The programme aims to deliver better learning environments for all students, better teaching environments for all education professionals, and better access to facilities for local residents. It has committed to reducing carbon emissions from schools, with all buildings making the most of sustainable features to help protect the environment and reduce overheads. 

But our research went beyond this and also looked at how to deliver sustainable learning. We interviewed leaders of 11 exemplar schools as well as conducting an online survey of a larger group, and we found that the rebuilding process presents a perfect opportunity for a school to rethink its approach to learning and consider how its buildings can become a resource for action centred teaching and learning.

For example, American researchers have found that students get better results when learning in rooms with plenty of natural light. It’s also important to ensure multi-functional spaces are created, designed for community as well as school use and that there is sufficient outdoor space for learning throughout the year.

There is a real opportunity for linking the school site to curriculum delivery by engaging pupils in managing environmental impacts.  For example measuring water consumption and energy use as part of their course work. A school eco-council can involve pupils in managing and maintaining buildings.

Sustainable features such as photovoltaic panels and green roofs, as well as providing learning opportunities can make the school a beacon of sustainability of interest to the wider community.

What makes a good leader when building a sustainable school? We found that these individuals consult widely, are skilled communicators who can excite others with their vision, and show determination, drive and forcefulness in seeing through their aims. The three most important leadership roles are, unsurprisingly, those of the head teacher, architect and chair of governors.

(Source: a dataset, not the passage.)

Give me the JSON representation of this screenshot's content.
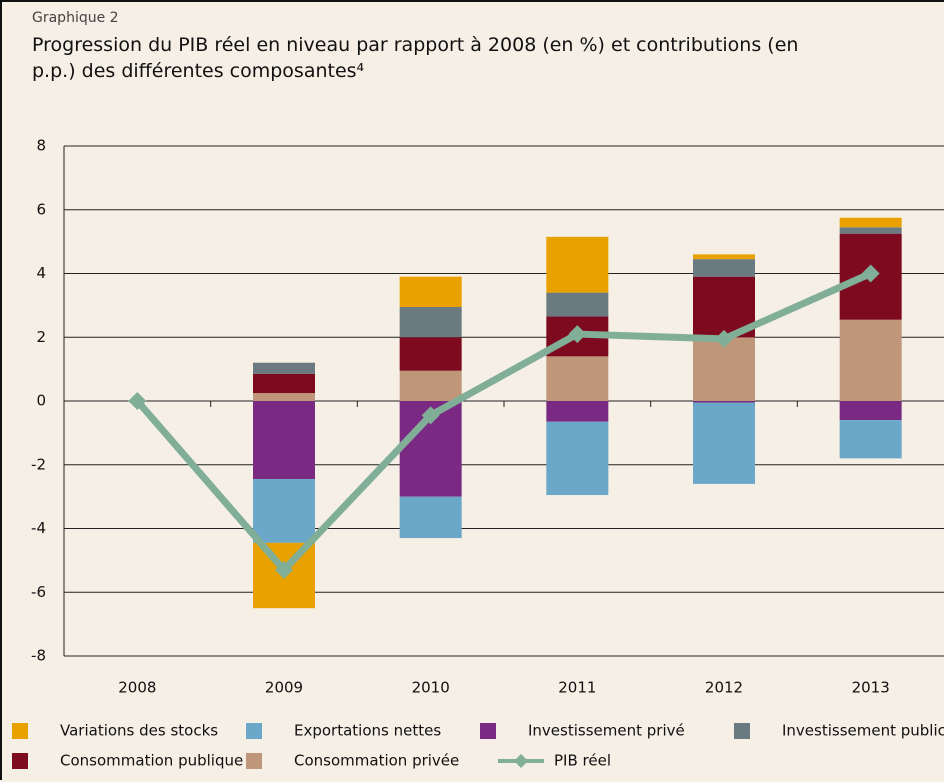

A barrier we discovered was the apparent lack of support and expertise to support implementation of the government’s Sustainable Schools strategy within Local Authorities.  We recommend that a sustainability adviser be attached to the Building Schools for the Future programme or Local Authorities.  They would provide specialist sustainable development advice to school leaders, in parallel to the kind of support they already receive through ICT advisers. 
Our report proposes a set of principles to guide building development and in particular the initial briefing process. We also spell out what steps leaders need to take during procurement, and to encourage the adoption of best practice in areas such as whole life costing (estimating the entire cost of achieving a design outcome) and post-occupancy evaluation (evaluation of the results once people are using the building).  It includes guidance for school leaders on how to create a sustainable school estate as well as case studies giving such details as the key individuals in each school that made it happen along with their main learning points.

Since the research was completed, it is encouraging to see that more much emphasis is being placed on incorporating sustainability into school build and that resources are being developed to support this.

This research forms part of Forum’s ongoing work with school leaders for the National College for School Leadership. We are currently supporting the development of leaders in 56 schools to help them actively explore and share innovative practice in leading sustainable schools in order to develop a stronger evidence base and inform policy and practice.